La terra, per McGuire, è un gigante addormentato che si rigira sotto i periodici stimoli che riceve. Di solito, pensiamo a questi episodi come alle conseguenze di sfregamenti tra placche tettoniche, ma il professore inglese ci invita a pensare che anche ciò che accade nell’aria comporterà delle conseguenze sul comportamento della terra.
McGuire ci riporta alla fine dell’ultima era glaciale, tra 20.000 e 5.000 anni fa, quando la terra subì una profonda trasformazione climatica, con la scomparsa di grandi ghiacciai e l’avvento del clima temperato.
Lo scioglimento delle imponenti calotte di ghiaccio che ricoprivano buona parte delle terre emerse ebbe come effetto da un lato l’innalzamento del livello degli oceani e dall’altro la brusca diminuzione della pressione esercitata dal peso di quelle masse di ghiaccio sulla crosta terrestre.
La scomparsa di strati di ghiaccio che McGuire descrive come 20 volte più alti della ruota panoramica London Eye, fece sì che la crosta terrestre subisse un contraccolpo, come se fosse una molla cui viene tolto il blocco.
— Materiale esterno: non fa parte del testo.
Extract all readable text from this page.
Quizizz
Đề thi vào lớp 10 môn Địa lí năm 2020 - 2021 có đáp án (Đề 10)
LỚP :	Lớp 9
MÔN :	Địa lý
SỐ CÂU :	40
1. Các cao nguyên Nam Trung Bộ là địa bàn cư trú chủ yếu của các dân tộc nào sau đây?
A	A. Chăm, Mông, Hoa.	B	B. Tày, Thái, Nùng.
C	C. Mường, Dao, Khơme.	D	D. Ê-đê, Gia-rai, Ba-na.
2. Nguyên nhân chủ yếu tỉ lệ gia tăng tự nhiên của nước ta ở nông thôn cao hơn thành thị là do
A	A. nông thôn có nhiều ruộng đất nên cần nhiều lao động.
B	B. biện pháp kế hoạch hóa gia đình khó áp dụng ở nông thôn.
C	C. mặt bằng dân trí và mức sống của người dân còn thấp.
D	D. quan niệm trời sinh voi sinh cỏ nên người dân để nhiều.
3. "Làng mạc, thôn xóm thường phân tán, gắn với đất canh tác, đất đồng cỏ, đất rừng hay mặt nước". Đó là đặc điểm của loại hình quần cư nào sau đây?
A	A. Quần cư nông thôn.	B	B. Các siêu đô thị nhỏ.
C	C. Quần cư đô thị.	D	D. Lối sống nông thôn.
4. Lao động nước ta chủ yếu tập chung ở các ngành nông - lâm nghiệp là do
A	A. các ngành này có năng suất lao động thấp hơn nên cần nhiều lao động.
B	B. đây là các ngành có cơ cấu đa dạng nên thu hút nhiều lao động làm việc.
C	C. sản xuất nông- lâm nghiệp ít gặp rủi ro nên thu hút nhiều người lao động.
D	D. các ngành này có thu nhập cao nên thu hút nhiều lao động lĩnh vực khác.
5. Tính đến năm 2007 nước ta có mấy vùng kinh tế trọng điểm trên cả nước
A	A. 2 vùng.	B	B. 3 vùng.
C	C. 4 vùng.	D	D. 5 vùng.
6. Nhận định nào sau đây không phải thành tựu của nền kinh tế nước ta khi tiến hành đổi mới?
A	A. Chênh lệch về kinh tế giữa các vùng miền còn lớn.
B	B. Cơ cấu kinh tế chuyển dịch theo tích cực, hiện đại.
L’aumento della pressione sui bacini oceanici piegò la crosta in corrispondenza dei loro margini causando l’apertura di faglie e l’eruzione dei vulcani vicini. Le prove geologiche testimoniano che si abbatterono violenti tsunami in luoghi della terra dove oggi eventi simili appaiono impensabili, come per esempio nell’estremo nord dell’attuale Regno Unito.
Certo, il momento che stiamo vivendo non è paragonabile alla fine della glaciazione, ma le prospettive per il futuro non sono certo rosee. Infatti, se le temperature del pianeta dovessero continuare a salire fino alla fine del secolo, le conseguenze catastrofiche di uno scioglimento dei ghiacci artici potrebbero non tardare. In questo senso, qualche segno premonitore arriva dall’Alaska, dove l’aumento della temperatura e la riduzione dei ghiacci sta già causando un movimento di faglie che fino ad ora erano state contenute proprio nel ghiaccio. E anche i capricci fatti dal vulcano Eyjafjallajokull hanno a che fare con il mutato equilibrio dei ghiacci in Islanda. Così come si sta assistendo a un aumento significativo di frane nelle aree più montuose come le Alpi, le Montagne Rocciose, il Caucaso, ecc., in risposta alle più intense ondate di calore e alla crescente intensità delle piogge.
Circa il terremoto del Centro Italia, McGuire non vede alcun nesso tra i cambiamenti climatici e il sisma. “Si tratta di un evento abbastanza normale per la regione”, ha affermato in una dichiarazione rilasciata a Insurance Journal.
Secondo McGuire, la più grande minaccia potrebbe venire dalla Groenlandia, dove “basterebbe un anno difficile, con temperature leggermente superiori alla media, per vedere lo strato di ghiaccio sciogliersi a un ritmo più veloce del solito e la crosta sottostante scivolare e sprigionare la tensione accumulata per centinaia di migliaia di anni, sotto forma di terremoti che, potenzialmente, potrebbero innescare frane sottomarine che potrebbero provocare tsunami in tutto il Nord Atlantico”.